LINGKARPENA.ID | Menyambut datangnya bulan suci Ramadan 1447 Hijriah, ratusan warga Kampung Jagamukti RT 006/002, Desa Jagamukti, Kecamatan Surade, Kabupaten Sukabumi, menggelar tradisi papajar atau makan nasi liwet bersama, Jumat (13/2/2026).
Kegiatan yang berlangsung di areal lapangan wilayah RT setempat itu menjadi momentum kebersamaan warga menjelang memasuki bulan penuh berkah.
Tradisi makan bersama tersebut sudah menjadi agenda rutin tahunan yang dilaksanakan secara turun-temurun oleh masyarakat Kampung Jagamukti. Warga berkumpul dalam satu hamparan panjang dengan beralaskan daun pisang, menikmati nasi liwet lengkap dengan beragam lauk pauk.

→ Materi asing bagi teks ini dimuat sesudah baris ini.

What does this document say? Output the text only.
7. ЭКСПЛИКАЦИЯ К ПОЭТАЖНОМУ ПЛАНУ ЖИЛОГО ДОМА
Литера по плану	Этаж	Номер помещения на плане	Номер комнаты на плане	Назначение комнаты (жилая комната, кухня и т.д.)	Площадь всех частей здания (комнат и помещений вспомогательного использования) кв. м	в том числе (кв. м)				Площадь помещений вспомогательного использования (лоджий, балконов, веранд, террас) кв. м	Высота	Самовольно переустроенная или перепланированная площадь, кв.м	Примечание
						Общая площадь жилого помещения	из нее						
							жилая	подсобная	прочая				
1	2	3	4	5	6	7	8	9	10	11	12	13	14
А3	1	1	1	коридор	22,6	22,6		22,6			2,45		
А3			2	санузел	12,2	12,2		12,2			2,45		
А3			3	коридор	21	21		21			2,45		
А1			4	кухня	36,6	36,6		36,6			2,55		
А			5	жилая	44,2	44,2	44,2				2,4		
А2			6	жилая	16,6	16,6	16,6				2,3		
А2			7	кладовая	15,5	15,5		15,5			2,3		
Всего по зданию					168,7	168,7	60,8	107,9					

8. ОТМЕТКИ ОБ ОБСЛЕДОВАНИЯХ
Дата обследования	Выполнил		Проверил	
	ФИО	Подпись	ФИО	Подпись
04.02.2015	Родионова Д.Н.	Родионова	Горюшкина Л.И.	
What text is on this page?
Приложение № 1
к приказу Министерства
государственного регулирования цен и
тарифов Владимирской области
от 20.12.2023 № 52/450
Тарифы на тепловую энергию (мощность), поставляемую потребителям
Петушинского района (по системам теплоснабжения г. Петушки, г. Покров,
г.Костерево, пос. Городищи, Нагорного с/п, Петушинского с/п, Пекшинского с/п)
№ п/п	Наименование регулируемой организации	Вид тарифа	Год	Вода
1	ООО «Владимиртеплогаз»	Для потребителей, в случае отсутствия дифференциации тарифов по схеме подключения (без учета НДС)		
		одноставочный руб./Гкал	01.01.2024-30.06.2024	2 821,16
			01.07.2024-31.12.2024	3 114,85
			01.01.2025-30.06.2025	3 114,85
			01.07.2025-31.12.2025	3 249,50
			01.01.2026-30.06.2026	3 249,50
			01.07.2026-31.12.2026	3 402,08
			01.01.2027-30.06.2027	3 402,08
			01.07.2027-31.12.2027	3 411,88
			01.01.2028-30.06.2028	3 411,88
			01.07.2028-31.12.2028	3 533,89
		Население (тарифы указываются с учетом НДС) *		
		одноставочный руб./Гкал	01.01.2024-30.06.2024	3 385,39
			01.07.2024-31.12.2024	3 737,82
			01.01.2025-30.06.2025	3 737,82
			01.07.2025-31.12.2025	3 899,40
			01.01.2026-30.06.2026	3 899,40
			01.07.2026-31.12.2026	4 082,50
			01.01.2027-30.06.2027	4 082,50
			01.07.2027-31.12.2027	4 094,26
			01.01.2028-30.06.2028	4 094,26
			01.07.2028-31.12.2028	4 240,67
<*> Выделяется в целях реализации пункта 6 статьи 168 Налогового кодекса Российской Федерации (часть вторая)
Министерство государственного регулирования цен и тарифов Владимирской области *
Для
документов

Aneka hidangan khas seperti ayam bakar hingga ikan mas bakar tersaji dan dinikmati bersama-sama, menciptakan suasana akrab dan penuh kekeluargaan.
Kegiatan ini bukan sekadar tradisi kuliner, namun juga menjadi sarana mempererat silaturahmi antarwarga. Sejak pagi hingga menjelang pelaksanaan, warga tampak kompak bergotong royong menyiapkan kebutuhan acara. Mulai dari memasak nasi liwet, menyiapkan lauk, hingga menata tempat makan dilakukan secara bersama-sama.
Tokoh masyarakat setempat, Gilang, mengatakan bahwa kegiatan papajar ini merupakan bentuk syukur sekaligus ajang memperkuat persaudaraan di lingkungan masyarakat.
“Dalam pelaksanaannya warga yang punya diwajibkan memberikan beras 1,5 liter dan uang Rp 20 ribu. Tapi ada juga warga yang memberikan lebih dari itu. Yang penting bukan nilai uangnya, tapi kebersamaannya. Alhamdulillah warga sudah pada hapal karena acara ini sudah rutin dilakukan,” ujar Gilang.
Menurutnya, tradisi tersebut sudah berlangsung sejak lama dan tetap dijaga hingga saat ini karena mengandung nilai sosial yang kuat. Papajar menjadi salah satu cara masyarakat Kampung Jagamukti menyambut Ramadhan dengan hati gembira, sekaligus mempererat solidaritas antarwarga.
“Acara papajar atau makan bersama menjelang Ramadhan ini sudah dilakukan sejak lama. Hikmahnya ada pada kebersamaan. Dengan kegiatan ini warga bisa berkumpul, saling mengenal, saling membantu, dan saling menguatkan,” ungkapnya.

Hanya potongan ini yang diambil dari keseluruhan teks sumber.